Now, we will create a table that gives us the normalized count of skills required by field.

```r
jobs_skills <- jobs %>%
 mutate(Field = factor(Field, levels = unique(jobs$Field))) %>%
 group_by(Field) %>%
 mutate(Skill_list = gsub("(good)|(excellent)|(skills)", "", tolower(Skills))) %>% #Remove 'stop words'
 mutate(Skill_list = gsub("(communications)", "(communication)", Skill_list)) %>% #Remove typos
 mutate(Skill_list = strsplit(Skill_list, ",|;|\\. | & | and | or ")) %>%
 unnest(Skill_list) %>%
 mutate(Skill_list = str_trim(Skill_list)) %>% #Remove spaces
 filter(!is.na(Skill_list), Skill_list != "") %>%
 group_by(Field, Skill_list) %>%
 summarise(Count = length(Skill_list)) %>%
 arrange(desc(Count)) %>%
 group_by(Field) %>%
 mutate(max = max(Count), min = min(Count)) %>%
 mutate(Count = ifelse( (max-min) ==0, 1, (Count - min) / (max - min))) #Normalize 
```

---

## Skills Required by Field Word Cloud (continued...)

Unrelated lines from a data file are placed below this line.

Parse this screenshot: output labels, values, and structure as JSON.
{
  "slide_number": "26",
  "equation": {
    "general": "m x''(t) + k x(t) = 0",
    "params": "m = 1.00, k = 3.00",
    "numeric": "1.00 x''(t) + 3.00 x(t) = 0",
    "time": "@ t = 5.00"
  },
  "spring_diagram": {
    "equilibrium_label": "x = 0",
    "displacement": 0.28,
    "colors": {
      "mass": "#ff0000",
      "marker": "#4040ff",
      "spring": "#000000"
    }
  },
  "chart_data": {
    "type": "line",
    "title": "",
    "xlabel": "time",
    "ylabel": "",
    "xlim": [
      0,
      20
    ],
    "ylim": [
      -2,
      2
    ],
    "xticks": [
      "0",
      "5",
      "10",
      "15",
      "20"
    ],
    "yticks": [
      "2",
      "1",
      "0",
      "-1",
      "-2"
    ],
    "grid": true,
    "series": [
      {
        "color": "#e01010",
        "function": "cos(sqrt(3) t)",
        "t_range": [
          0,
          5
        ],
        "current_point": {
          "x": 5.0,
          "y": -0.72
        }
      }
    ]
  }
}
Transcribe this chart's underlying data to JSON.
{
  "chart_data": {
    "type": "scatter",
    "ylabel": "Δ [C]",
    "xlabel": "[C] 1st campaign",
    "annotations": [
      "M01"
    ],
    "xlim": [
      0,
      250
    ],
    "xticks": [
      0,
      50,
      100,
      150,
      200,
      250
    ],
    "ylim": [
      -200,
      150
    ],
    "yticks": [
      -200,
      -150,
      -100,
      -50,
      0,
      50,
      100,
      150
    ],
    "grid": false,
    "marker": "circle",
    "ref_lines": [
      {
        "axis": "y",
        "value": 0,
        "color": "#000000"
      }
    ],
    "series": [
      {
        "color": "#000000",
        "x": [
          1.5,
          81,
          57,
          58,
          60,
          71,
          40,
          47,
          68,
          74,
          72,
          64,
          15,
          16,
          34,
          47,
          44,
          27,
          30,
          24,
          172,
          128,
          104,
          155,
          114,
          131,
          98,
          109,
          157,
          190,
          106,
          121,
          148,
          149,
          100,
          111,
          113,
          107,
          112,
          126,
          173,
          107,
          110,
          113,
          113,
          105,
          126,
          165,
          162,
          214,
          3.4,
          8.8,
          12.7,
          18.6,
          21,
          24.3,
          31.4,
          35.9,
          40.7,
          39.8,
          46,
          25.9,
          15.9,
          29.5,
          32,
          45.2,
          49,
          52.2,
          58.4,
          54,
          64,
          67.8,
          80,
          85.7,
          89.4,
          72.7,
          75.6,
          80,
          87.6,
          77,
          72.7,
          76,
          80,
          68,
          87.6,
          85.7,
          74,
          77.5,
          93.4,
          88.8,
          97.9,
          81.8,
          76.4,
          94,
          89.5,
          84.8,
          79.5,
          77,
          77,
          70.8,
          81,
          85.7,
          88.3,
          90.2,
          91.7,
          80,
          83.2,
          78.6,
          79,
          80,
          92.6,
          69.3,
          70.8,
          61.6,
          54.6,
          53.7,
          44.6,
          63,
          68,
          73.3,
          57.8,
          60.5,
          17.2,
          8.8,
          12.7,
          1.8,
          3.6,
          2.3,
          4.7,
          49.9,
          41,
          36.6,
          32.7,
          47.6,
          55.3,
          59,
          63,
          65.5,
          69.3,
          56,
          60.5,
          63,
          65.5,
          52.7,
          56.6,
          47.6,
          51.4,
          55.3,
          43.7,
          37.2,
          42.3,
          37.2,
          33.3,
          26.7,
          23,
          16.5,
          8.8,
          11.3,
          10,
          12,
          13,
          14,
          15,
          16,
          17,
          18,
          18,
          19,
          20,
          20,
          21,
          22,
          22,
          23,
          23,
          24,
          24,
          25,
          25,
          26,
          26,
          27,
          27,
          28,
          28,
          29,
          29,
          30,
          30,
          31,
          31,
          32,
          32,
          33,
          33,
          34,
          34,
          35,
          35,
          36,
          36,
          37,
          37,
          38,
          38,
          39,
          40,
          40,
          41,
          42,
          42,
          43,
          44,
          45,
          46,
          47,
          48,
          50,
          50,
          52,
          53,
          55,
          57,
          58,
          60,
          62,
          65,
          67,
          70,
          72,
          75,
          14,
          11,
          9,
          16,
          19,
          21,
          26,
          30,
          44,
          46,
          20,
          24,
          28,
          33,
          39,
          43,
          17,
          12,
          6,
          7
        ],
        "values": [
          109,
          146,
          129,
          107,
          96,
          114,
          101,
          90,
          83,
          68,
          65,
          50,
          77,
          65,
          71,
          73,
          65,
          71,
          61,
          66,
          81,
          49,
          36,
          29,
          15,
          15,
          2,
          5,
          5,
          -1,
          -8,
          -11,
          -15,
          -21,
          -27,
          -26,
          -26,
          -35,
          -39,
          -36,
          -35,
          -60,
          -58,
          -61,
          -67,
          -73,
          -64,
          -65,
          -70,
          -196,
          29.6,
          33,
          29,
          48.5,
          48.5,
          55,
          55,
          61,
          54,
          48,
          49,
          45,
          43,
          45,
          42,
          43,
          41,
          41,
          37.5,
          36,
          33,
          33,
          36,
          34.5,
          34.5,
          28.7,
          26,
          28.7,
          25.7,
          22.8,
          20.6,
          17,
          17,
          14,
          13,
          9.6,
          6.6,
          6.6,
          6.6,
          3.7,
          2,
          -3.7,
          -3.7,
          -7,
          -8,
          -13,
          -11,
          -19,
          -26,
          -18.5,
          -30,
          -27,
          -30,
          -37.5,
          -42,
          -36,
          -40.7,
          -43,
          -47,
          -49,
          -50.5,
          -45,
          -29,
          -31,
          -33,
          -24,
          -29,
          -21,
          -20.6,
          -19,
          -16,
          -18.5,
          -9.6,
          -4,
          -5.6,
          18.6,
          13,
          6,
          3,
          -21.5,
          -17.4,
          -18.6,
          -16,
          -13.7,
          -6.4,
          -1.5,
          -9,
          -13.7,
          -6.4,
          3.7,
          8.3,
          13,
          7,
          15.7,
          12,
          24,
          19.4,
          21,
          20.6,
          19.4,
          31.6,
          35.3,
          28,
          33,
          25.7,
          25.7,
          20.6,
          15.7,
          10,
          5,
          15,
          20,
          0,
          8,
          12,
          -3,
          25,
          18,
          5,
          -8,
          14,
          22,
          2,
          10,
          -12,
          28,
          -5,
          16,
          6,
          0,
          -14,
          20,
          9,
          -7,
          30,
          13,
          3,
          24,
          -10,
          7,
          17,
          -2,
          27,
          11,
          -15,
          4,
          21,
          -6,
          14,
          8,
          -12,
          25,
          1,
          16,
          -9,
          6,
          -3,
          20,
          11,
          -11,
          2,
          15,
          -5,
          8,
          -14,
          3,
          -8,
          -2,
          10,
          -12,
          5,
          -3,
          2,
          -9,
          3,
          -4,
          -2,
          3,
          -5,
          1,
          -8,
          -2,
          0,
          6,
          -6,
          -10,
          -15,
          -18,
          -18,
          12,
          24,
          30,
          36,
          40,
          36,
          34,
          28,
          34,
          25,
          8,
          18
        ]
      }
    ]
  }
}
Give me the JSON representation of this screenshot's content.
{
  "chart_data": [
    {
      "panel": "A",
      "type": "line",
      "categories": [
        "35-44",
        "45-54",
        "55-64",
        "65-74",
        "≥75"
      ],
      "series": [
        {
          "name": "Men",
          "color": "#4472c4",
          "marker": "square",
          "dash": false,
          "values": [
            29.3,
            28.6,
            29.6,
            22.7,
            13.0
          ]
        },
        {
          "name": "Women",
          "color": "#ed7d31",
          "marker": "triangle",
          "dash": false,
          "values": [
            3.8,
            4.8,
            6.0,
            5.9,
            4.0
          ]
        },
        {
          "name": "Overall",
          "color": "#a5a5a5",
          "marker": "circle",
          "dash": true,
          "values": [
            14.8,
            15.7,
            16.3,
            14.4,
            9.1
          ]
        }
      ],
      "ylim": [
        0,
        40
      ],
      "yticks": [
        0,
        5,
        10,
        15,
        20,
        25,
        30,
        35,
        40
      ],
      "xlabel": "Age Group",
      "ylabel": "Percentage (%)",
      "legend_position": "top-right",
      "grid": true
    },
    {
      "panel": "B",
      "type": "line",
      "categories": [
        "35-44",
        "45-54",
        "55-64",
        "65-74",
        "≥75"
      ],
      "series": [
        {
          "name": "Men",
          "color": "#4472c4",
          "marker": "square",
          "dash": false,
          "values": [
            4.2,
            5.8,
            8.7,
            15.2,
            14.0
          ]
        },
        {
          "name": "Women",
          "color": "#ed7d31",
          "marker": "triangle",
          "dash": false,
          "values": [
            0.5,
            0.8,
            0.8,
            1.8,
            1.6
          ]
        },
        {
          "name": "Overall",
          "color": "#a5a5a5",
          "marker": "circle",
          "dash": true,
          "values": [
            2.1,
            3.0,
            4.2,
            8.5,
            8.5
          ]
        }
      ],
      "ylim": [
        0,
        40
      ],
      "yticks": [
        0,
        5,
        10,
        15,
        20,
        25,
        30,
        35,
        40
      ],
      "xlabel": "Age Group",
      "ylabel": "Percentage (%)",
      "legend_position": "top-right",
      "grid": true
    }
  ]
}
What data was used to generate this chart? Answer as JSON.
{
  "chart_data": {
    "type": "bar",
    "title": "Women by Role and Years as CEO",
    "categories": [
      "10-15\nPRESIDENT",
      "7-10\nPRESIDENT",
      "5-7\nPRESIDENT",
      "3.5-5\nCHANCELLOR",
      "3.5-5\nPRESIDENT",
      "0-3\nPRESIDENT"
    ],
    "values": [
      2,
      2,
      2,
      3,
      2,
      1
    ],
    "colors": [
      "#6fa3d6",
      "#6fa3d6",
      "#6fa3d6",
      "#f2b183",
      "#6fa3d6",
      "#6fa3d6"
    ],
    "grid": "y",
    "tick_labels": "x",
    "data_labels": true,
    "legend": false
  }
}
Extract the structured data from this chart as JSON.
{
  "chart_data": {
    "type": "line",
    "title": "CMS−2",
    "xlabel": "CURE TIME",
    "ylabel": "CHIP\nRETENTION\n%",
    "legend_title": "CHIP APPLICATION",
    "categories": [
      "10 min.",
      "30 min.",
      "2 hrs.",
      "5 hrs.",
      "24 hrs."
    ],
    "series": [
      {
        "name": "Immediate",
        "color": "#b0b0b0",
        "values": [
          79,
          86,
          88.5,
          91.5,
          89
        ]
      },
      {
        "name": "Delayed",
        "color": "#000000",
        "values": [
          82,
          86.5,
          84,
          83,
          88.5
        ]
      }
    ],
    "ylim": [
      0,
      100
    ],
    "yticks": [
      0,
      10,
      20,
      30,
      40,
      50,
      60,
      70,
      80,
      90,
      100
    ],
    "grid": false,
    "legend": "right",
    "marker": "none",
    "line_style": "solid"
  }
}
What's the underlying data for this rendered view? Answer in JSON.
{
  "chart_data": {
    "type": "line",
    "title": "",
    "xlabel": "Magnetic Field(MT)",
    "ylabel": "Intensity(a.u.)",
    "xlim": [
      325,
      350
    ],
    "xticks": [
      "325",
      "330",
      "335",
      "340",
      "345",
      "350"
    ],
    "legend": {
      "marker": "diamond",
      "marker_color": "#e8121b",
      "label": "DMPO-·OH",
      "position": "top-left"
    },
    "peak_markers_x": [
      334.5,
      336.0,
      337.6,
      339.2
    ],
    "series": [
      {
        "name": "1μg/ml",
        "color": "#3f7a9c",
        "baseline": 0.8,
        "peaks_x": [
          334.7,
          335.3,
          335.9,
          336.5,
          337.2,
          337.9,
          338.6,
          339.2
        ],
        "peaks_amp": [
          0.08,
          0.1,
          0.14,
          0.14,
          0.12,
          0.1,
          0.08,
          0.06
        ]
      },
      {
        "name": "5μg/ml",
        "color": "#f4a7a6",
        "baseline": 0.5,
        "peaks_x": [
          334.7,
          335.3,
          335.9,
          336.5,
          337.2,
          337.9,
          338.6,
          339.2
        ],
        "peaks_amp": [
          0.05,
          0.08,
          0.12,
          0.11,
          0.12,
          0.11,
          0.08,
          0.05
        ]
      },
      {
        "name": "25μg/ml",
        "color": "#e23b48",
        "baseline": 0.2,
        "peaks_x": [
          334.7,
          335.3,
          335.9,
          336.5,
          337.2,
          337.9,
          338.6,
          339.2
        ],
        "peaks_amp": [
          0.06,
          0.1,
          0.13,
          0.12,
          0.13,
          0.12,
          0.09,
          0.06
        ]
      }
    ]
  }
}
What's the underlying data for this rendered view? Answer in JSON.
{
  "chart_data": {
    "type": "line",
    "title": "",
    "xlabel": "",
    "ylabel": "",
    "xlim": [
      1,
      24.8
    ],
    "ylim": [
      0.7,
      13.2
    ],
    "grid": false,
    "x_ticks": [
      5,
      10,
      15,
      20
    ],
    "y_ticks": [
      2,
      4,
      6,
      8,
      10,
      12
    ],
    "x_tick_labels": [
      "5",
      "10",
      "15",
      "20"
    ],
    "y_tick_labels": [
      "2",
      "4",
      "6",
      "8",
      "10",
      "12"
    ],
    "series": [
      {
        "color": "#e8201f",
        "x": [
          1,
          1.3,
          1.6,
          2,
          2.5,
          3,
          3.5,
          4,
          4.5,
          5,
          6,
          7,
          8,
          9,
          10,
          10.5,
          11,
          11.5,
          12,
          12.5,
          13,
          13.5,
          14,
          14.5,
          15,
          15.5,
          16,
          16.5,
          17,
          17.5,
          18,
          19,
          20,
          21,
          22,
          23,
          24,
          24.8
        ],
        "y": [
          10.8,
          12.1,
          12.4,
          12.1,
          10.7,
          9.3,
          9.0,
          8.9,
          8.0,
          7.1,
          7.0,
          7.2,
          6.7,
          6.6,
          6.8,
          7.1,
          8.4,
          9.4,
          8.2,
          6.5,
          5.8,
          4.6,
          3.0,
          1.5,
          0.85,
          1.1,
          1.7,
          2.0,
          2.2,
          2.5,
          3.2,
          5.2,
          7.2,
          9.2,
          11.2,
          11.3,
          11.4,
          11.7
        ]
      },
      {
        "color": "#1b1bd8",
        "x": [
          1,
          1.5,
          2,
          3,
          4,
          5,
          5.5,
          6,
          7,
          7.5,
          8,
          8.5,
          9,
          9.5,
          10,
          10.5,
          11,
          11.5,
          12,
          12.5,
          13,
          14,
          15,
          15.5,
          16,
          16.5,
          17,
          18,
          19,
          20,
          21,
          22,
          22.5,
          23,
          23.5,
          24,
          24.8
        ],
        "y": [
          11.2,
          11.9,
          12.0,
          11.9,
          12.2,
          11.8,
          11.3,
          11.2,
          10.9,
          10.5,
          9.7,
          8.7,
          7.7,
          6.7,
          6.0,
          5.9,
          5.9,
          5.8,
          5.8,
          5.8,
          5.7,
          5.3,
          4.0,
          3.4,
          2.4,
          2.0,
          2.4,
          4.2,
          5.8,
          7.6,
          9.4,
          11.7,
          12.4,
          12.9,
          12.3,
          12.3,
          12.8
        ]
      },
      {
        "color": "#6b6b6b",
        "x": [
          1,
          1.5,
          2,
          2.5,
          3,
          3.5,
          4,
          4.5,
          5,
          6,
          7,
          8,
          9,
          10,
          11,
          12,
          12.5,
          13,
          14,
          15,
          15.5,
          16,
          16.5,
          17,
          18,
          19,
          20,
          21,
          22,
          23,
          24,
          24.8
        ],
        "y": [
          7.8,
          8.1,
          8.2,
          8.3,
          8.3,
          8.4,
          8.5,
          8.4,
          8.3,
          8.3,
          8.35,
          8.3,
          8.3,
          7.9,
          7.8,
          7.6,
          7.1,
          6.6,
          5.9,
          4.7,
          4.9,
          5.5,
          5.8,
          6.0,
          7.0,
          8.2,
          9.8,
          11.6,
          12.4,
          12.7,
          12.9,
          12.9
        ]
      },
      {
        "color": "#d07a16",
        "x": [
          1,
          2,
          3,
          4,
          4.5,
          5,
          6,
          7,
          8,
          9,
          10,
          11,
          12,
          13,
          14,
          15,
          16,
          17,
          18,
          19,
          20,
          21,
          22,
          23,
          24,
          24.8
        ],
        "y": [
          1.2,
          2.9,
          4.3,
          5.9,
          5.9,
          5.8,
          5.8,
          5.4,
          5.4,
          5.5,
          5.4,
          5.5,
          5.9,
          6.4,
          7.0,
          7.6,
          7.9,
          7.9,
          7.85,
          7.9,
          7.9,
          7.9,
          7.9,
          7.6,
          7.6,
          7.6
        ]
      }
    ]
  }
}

Now that we have the table ready, we can plot it.

```r
col_palette <- colorRampPalette(brewer.pal(8, "Set1"))(9)

p3 <- ggplot(data = jobs_skills, aes(label = Skill_list, size = Count, color = Field)) +
 scale_color_manual(values = col_palette) +
 scale_size_continuous(range = c(2, 22)) +
 geom_text_wordcloud_area(area_corr_power = 1, shape = "square", xlim = c(0, 1), ylim = c(0, 1), rm_outside = TRUE) +
 geom_rect(data = jobs_skills %>% group_by(Field) %>% slice(1), colour = NA, xmin = -Inf, xmax = Inf, ymin = -Inf, ymax = Inf, aes(fill = Field), alpha = 0.15) +
 scale_fill_manual(values = col_palette) +
 theme_minimal(14) +
 facet_wrap(~Field, scales = "free") +
 theme(
 plot.title = element_text(face = "bold"),
 axis.text = element_text(face = "bold", colour = "#656373"),
 strip.text = element_text(face = "bold"),
 legend.position = "off"
 ) +
 labs(title = "Skills Required by Field",
 subtitle = paste0("For Crypto.jobs postings as of ", scrape_date, " "))
```

---

## Skills Required by Field Word Cloud (continued...)

---

## Conclusion

You have learned to use `tidytext` package for text mining and `ggwordcloud` package to create word cloud. You should now try to create some other analysis with the data!